Başarı değerleme çalışmaları iki genel amaca yönelik olarak yapılmaktadır. Bunlardan birincisi, personeli değerleme amacıdır. Burada başarı değerleme, ücret artışı, terfi, tenzil ve işten çıkarma gibi konularda personel hakkında karar verebilmek için kullanılır. İkincisi ise, personeli geliştirmeye yönelik amaçtır. Yapılacak başarı değerleme çalışmasıyla personel kendi hatalarını ve eksiklerini görebilecek ve

amirlerinden sağlayacağı feadbacklerle kendini geliştirme imkanına kavuşacaktır (Dinçer-Fidan, 1996: 272).

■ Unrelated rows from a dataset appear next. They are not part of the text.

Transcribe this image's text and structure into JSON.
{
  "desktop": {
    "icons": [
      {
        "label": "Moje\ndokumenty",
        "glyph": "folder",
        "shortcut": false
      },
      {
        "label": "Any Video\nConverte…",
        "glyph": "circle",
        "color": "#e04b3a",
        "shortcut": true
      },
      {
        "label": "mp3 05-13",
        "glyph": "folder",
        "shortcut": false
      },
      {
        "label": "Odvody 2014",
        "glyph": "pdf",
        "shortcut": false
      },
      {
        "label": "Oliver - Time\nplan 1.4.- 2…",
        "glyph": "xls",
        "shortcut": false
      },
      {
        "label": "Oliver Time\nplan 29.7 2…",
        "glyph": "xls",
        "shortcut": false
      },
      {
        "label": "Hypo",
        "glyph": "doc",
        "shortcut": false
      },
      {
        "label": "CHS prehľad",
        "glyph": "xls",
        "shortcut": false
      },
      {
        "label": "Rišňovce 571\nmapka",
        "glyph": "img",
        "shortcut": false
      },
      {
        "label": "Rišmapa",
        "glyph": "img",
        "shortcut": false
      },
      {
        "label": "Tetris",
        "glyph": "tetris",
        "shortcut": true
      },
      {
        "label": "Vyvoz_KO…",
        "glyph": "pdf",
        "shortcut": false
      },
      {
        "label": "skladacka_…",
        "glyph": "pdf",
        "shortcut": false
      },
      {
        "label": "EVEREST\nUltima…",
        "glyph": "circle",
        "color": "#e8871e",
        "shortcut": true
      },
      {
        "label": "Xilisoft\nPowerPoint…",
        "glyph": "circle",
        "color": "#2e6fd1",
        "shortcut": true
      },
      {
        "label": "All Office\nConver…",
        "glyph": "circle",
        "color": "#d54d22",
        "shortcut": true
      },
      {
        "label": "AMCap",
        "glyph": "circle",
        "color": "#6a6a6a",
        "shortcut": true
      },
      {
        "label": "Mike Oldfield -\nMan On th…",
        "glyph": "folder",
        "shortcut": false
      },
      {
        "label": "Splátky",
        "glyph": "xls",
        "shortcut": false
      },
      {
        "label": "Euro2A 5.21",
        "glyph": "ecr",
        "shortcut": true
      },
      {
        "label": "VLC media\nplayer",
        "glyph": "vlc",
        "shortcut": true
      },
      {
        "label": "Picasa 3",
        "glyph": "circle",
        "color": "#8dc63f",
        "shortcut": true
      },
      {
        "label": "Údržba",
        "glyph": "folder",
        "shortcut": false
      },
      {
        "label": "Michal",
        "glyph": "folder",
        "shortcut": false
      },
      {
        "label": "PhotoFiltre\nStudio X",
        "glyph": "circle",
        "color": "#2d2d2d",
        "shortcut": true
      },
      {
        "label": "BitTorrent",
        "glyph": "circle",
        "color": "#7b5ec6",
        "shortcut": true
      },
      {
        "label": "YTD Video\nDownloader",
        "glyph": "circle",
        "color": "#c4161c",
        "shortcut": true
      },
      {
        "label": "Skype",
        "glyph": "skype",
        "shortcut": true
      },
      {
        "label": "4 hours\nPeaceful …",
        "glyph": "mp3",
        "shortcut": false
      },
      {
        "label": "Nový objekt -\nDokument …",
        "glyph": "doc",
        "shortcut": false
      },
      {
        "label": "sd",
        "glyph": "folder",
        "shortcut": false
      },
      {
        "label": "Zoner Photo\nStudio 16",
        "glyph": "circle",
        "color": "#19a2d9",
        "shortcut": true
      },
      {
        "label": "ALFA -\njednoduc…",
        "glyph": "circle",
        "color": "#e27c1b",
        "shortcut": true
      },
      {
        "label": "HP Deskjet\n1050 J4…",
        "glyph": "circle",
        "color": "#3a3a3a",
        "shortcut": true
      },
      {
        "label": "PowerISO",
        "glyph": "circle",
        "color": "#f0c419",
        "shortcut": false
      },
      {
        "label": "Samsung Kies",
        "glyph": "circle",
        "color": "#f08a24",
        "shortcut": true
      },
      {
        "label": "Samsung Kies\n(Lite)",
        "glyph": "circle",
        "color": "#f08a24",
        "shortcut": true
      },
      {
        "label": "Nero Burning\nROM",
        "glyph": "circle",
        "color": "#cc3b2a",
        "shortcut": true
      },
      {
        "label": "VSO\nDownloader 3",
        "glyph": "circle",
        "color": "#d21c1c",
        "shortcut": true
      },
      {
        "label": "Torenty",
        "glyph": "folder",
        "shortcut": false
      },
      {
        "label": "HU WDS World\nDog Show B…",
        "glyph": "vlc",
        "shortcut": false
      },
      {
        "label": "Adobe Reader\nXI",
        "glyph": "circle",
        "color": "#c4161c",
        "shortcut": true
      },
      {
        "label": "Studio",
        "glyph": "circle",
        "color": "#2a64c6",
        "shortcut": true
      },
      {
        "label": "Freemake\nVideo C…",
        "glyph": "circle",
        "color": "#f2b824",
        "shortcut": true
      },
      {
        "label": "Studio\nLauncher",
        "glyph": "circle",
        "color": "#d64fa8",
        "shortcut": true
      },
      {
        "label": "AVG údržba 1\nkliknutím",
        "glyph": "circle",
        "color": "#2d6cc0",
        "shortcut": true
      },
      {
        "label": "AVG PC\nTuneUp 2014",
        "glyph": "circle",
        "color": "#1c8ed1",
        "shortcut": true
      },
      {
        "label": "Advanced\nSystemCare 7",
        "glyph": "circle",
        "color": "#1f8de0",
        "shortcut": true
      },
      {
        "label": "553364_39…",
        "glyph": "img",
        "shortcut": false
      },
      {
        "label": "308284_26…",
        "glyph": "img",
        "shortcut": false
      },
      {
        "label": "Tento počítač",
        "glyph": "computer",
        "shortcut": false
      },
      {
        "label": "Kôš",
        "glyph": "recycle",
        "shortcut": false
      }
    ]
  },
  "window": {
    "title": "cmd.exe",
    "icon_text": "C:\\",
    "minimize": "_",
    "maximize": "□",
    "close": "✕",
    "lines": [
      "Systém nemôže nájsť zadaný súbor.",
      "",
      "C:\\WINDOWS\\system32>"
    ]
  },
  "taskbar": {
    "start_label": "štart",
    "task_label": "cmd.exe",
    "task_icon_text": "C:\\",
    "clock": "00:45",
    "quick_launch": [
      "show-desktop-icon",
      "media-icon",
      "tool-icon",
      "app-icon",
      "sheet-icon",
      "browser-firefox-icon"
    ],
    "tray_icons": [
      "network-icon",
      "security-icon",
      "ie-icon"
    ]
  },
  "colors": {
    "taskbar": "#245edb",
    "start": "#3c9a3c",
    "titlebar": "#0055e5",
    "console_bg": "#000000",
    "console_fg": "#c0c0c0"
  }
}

Başarı değerleme süreci birbirine bağımlı birçok aşamadan oluşur. Öncelikle değerlemeye temel olarak bilgilerin derlenmesidir. Bilgi kaynakları işe ve personele ilişkin olarak tespit edilebilir. Bilgi kaynaklarını etkileyen değişmelerle beraber geçmiş ve gelecek yıllara ait birçok kayıt ve işlemlerin incelenmesi de zorunludur. Elde edilen bilgiler, geri besleme süreci içinde diğer bilgilerin çoğaltılmasını sağlarlar. Başarı değerleme için elde edilen bilgiler, kuruluş içinde bir süreç oluşturarak sürekli kullanılabilirler (Ataay, 1990: 236). İkinci aşamada başarı için kontrol kriterleri oluşturulur. İster davranışlara ve bir çok sonuçlara yönelik olsun, ister bir veya bir çok kriter belirlensin bütün orta değerler özenle seçilmelidir. Kalite, miktar, iş bilgisi, devamlılık, insiyatif, işbirliği, güvenilebilirlik, nezaret ihtiyacı ve yenilikçilik bu alanda en çok kullanılan kriterlerdir (Dinçer-Fidan, 1996: 272). Üçüncü aşamada elde edilen sonuçların kullanılması ile personel değerlendirilip olumlu yada olumsuz bir karara varılır. Böyle bir karar ise personelin yükselmesine, ödüllendirilmesine ve cezalandırılmasına etki eder. Personelin değerlendirilmesi devamlıdır. Bir kere yapılıp bırakılan bir işlem değildir. Devlet Memurları Kanunumuz, personelin yılda bir defa değerlendirmesini ön görmektedir (Ersan, 1987: 91).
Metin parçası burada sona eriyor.